Rimane aperto il problema di una classificazione ordinata della complessità delle prove e della realizzazione delle analisi longitudinali, che darebbero un’immagine anche della evoluzione degli allievi e della scuola. Invalsi ha anche per la prima volta realizzato dei momenti di confronto sui contenuti e sull’impostazione delle prove con settori di specialisti, in collegamento via streaming con le scuole.

Il problema della pubblicizzazione dei dati è stato affrontato in modo indiretto. Nessuna graduatoria né alcuna obbligatoria messa in chiaro dei dati. Piuttosto, le scuole possono esporre i loro risultati sul loro sito in “Scuola in chiaro” e l’arco dei destinatari delle informazioni si è allargato fino a comprendere il presidente del consiglio di istituto.
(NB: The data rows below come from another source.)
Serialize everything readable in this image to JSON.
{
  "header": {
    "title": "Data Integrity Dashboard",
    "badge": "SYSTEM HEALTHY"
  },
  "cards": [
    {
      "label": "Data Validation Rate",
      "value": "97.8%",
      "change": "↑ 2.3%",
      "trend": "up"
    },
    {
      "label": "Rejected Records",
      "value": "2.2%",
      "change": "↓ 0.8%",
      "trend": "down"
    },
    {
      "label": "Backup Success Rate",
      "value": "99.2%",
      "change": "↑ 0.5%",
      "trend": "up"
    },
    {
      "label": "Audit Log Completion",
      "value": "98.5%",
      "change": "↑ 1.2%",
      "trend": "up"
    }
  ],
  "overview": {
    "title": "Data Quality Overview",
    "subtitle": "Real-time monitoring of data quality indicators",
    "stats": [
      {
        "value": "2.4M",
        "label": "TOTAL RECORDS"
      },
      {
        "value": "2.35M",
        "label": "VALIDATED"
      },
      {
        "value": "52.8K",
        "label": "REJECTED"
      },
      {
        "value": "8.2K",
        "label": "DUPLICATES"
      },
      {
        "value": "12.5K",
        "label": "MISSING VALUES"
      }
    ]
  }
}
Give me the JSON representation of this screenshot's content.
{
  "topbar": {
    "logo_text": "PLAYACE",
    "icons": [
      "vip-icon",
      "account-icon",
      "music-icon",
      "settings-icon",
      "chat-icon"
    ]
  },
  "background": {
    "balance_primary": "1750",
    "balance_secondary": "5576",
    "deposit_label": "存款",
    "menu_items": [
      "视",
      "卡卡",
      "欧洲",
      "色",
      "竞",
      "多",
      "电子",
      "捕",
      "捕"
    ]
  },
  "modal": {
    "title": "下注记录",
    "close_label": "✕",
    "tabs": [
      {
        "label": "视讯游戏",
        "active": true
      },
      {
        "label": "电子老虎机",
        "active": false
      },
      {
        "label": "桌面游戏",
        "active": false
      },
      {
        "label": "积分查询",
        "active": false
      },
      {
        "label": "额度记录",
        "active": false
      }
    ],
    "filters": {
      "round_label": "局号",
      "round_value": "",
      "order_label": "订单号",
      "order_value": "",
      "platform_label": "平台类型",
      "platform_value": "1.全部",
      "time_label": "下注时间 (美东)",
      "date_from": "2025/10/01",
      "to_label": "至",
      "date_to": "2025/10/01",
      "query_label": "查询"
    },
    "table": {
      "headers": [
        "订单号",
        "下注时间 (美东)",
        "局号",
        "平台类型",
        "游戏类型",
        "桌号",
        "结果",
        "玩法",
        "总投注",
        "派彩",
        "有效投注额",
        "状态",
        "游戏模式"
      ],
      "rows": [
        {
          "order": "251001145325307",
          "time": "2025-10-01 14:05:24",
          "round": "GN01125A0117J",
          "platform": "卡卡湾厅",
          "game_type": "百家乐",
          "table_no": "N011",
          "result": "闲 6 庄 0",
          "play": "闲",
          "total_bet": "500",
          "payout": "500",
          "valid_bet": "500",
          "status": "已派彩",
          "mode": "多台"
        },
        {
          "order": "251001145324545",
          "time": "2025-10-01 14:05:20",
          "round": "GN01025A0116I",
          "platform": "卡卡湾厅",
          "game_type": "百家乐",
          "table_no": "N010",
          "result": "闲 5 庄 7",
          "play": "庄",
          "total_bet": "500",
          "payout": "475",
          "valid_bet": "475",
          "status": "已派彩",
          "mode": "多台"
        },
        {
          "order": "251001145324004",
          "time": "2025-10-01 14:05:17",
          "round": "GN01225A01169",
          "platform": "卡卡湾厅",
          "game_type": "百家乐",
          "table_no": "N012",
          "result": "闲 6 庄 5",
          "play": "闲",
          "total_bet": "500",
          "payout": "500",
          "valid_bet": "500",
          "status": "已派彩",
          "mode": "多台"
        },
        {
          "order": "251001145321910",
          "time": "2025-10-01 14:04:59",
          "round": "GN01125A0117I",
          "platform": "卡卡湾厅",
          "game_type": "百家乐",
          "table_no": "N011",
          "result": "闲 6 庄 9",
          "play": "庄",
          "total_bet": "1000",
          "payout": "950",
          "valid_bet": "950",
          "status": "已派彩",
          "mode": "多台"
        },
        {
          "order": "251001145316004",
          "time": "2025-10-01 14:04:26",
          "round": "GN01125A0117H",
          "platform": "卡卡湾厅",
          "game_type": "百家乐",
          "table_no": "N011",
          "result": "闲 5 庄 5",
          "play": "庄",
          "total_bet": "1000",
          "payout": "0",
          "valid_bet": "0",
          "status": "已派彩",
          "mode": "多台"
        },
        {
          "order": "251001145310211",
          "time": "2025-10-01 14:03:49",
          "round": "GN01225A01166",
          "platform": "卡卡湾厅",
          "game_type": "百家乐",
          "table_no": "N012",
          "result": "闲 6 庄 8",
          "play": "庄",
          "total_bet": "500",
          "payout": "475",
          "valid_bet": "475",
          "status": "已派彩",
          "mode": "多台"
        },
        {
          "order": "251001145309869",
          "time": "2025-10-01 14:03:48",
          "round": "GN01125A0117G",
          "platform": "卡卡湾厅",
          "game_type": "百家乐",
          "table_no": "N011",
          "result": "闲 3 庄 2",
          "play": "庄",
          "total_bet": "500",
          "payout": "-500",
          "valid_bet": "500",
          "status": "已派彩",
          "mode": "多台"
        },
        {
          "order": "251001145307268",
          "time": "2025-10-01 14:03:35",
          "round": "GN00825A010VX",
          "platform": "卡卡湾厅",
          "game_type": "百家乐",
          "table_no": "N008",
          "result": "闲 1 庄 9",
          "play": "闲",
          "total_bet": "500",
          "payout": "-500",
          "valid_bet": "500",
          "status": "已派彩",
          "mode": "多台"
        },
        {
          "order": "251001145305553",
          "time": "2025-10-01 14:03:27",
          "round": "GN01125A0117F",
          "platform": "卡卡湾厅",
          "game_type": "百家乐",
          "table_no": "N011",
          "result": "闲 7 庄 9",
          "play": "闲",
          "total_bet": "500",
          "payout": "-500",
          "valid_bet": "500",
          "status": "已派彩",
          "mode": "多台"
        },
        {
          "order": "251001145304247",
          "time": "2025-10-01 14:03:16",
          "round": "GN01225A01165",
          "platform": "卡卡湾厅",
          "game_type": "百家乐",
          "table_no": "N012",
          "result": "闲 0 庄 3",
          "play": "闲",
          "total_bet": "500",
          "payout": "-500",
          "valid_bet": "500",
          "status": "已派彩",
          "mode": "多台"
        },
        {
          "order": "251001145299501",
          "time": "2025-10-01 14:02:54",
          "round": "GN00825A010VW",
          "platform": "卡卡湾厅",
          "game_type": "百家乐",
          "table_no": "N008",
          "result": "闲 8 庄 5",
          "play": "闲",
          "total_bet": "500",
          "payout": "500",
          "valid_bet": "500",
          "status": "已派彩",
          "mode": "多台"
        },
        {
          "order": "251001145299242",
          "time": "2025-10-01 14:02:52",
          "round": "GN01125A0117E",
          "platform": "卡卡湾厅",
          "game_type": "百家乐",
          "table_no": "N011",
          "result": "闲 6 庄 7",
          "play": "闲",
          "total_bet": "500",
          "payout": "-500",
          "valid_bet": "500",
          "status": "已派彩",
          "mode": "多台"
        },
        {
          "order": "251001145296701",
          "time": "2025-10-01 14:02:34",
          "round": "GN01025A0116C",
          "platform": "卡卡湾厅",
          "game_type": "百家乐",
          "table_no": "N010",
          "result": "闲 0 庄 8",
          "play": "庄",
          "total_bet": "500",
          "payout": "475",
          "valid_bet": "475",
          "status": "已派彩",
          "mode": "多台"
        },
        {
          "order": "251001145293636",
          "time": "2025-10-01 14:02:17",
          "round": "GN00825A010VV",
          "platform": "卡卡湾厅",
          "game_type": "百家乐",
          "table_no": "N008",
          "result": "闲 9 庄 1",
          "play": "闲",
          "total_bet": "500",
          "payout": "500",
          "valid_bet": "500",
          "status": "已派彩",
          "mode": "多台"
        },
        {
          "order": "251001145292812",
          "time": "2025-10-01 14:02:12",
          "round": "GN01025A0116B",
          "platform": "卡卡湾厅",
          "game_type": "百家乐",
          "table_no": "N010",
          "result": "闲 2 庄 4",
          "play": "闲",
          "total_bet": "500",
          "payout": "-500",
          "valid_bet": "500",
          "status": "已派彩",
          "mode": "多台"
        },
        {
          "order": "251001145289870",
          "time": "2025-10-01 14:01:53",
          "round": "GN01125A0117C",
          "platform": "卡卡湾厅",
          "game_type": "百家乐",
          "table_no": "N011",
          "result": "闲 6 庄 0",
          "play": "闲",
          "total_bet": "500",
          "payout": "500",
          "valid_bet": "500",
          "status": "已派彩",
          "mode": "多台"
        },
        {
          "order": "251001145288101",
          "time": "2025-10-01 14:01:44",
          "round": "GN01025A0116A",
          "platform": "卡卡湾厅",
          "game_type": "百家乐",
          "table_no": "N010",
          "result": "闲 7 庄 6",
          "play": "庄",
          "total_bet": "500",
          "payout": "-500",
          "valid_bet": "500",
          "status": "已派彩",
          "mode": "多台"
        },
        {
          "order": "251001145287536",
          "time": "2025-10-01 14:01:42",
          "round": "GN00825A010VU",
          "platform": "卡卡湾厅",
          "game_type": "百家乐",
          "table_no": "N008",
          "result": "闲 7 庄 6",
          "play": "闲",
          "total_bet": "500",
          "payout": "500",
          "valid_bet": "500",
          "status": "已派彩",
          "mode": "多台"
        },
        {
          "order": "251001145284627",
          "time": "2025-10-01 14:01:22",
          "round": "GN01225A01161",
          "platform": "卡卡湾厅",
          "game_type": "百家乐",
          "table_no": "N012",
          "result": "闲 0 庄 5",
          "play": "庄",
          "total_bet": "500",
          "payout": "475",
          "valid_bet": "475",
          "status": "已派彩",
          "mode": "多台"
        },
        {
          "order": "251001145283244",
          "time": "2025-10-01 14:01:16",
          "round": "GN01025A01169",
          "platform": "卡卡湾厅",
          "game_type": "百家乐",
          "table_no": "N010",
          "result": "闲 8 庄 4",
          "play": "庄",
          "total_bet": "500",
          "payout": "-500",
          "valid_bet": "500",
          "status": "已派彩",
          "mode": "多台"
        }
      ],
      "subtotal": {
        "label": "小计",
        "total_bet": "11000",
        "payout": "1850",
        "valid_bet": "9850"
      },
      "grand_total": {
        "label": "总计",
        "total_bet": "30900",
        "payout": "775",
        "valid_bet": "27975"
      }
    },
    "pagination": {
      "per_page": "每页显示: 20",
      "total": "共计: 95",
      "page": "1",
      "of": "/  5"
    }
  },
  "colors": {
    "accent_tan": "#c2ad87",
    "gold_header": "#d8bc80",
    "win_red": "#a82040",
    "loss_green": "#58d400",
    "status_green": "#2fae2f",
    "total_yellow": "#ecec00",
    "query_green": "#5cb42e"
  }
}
Resta irrisolto il problema dell’esame di Stato finale, per il quale la normativa varata in Parlamento all’unanimità prevede una parte standardizzata esterna come nel caso dell’esame di III media. La prospettiva delineata dalla Direttiva triennale sembra per il momento diversa: realizzare una prova come quelle delle altre annualità, senza ricaduta immediata sulla valutazione degli allievi e sul voto di esame. Una decisione prudente probabilmente, il cui risultato potrebbe essere quello di depotenziare ulteriormente il valore dell’esame di maturità, contrariamente a quello che possono pensare i suoi difensori ad oltranza.

In effetti, tutte queste attività sono inquadrate dalla Direttiva triennale emanata in ottobre ed in una prospettiva più ampia dal Regolamento per la valutazione presentato nell’agosto scorso.

Ma qui, dove solo la politica può arrivare, le cose non sembrano essere andate troppo avanti; dopo la presentazione, sembra che l’attenzione del ministro sia stata catalizzata dalle fantasmagoriche vicende dei concorsi o dai trappoloni sugli orari di lavoro degli insegnanti. Del Regolamento non si è più sentito parlare. Il progetto Vales, che potrebbe prefigurare un modello accettabile di valutazione delle scuole, essendo stato adeguatamente edulcorato con una dose significativa di indicatori di processo e di autovalutazione, sembra procedere anch’esso molto lentamente e faticosamente.

E l’orizzonte politico non è chiaro e sereno. Le possibili future maggioranze che faranno? Qualcuno ha già cominciato a parlare della necessità che le prove non siano di prodotto, ma di processo (cosa significa?) e che pertanto, essendo tale tipo di prova molto complesso, sia più utile passare dal censuario al campionario… Chi si rivede! Speriamo in bene.